Q. What can cause on and off tingling in arms and legs?



Hi doctor,

About two and a half months ago, I was at work with one leg tucked under the other in a computer chair. When I got up to use the restroom, I noticed tingling in my lower leg and developed drop foot as a result. My first visit was to a podiatrist and he suggested me to visit a neurologist. The neurologist did not run any scientific test and determined I likely crushed my peroneal nerve and said to return in four to six weeks for physical therapy. About two weeks later, while lying in bed on my side, I noticed my arm tingle a bit and when I got up to shake it out the tingling eventually subsided. But, I have experienced weakness in that arm. Last night while sitting upright on my bed, my left leg began to experience a similar sensation. The limbs are still functional and the tingling does not persist, but it feels weak. The uncertainty due to the lack of scientific testing is weighing very heavily on me and the troubling issue is the onset of additional symptoms which are causing occasional unsettling stomach feelings due to the mental anguish I have been experiencing. Mainly the fact that all of my limbs feel weak are making me very concerned.





Welcome to dr.sitehome.info.

I have read your complaints and first of all I should compliment you for having patiently written a thorough history of events. Let us analyze your problems

You have tingling in all four limbs and weakness in all four limbs. That is upper limbs and lower limbs on both sides, but onset on various days.

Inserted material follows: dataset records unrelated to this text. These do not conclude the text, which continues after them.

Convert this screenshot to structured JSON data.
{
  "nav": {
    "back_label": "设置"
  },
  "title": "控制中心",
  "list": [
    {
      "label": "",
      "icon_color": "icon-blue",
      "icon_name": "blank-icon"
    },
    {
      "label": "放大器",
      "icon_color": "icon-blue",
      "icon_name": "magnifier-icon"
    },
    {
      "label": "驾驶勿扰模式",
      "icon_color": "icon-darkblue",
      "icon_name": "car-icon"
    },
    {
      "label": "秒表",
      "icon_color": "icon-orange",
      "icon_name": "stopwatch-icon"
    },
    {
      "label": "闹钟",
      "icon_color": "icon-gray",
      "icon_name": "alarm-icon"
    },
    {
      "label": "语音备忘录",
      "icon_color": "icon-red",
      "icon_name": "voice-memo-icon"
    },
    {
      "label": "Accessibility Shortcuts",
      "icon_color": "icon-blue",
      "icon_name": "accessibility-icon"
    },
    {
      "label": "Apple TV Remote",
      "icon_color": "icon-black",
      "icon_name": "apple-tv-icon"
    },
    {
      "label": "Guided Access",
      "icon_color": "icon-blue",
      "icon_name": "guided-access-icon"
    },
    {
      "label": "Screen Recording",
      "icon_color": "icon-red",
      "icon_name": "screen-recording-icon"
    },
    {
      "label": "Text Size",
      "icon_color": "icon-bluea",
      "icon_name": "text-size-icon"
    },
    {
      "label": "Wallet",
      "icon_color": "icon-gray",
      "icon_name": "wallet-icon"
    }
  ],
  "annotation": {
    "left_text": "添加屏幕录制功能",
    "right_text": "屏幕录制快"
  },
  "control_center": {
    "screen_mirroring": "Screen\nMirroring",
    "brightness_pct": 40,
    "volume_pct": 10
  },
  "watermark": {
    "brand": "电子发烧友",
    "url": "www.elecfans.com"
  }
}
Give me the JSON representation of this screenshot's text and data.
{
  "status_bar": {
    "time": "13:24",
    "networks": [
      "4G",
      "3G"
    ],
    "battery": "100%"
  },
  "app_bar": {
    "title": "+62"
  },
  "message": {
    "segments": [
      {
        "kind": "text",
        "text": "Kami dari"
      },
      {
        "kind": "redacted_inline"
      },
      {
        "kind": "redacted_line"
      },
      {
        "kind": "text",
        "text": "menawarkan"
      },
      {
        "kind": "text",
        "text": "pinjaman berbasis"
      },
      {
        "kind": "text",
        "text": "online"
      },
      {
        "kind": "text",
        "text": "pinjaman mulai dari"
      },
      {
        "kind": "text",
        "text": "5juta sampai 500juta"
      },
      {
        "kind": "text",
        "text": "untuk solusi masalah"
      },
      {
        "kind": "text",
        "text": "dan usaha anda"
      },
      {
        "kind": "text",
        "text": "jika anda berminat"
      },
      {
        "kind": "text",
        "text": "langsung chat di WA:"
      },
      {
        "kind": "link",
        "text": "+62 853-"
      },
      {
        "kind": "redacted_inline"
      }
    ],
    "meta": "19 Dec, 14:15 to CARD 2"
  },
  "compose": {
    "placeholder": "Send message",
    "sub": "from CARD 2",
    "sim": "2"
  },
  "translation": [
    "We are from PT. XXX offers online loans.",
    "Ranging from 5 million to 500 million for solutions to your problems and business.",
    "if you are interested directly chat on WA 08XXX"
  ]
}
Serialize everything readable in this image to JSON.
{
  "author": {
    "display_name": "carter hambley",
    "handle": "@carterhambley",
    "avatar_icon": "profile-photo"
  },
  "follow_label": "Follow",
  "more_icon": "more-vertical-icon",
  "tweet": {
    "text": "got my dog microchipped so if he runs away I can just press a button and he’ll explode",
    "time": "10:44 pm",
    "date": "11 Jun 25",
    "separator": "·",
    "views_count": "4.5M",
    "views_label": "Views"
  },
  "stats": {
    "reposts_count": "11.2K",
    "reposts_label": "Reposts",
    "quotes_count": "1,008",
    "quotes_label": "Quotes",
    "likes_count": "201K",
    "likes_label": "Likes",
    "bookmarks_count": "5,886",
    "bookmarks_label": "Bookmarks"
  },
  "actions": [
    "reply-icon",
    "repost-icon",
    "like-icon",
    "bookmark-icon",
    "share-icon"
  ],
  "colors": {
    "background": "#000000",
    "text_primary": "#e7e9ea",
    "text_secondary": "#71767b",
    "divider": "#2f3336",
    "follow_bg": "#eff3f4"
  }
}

The next important point which you have told is the mode of onset and the tingling eventually subsided.

The following parameters can be found out only by a clinical examination and they are most important to fix the diagnosis.

  1. The power in various joints.
  2. The sensation across various dermatomes.
  3. The deep tendon reflexes and superficial reflexes.
  4. Both radial pulses.
  5. Both dorsalis pedis pulses.
  6. Blood pressure.

In the same way, need to get at least two investigations, nerve conduction studies and MRI spine.

It can be either a peripheral vascular disease leading to low perfusion or a peripheral neuropathy.

I would strongly recommend as well as request you to consult your neurologist immediately and treat these symptoms as top priority.

  • Investigations to be done:

    1. Nerve conduction studies.

    2. MRI spine.

  • Probable diagnosis:

    The symptoms suggest either it could be peripheral neuropathy or peripheral vascular disease.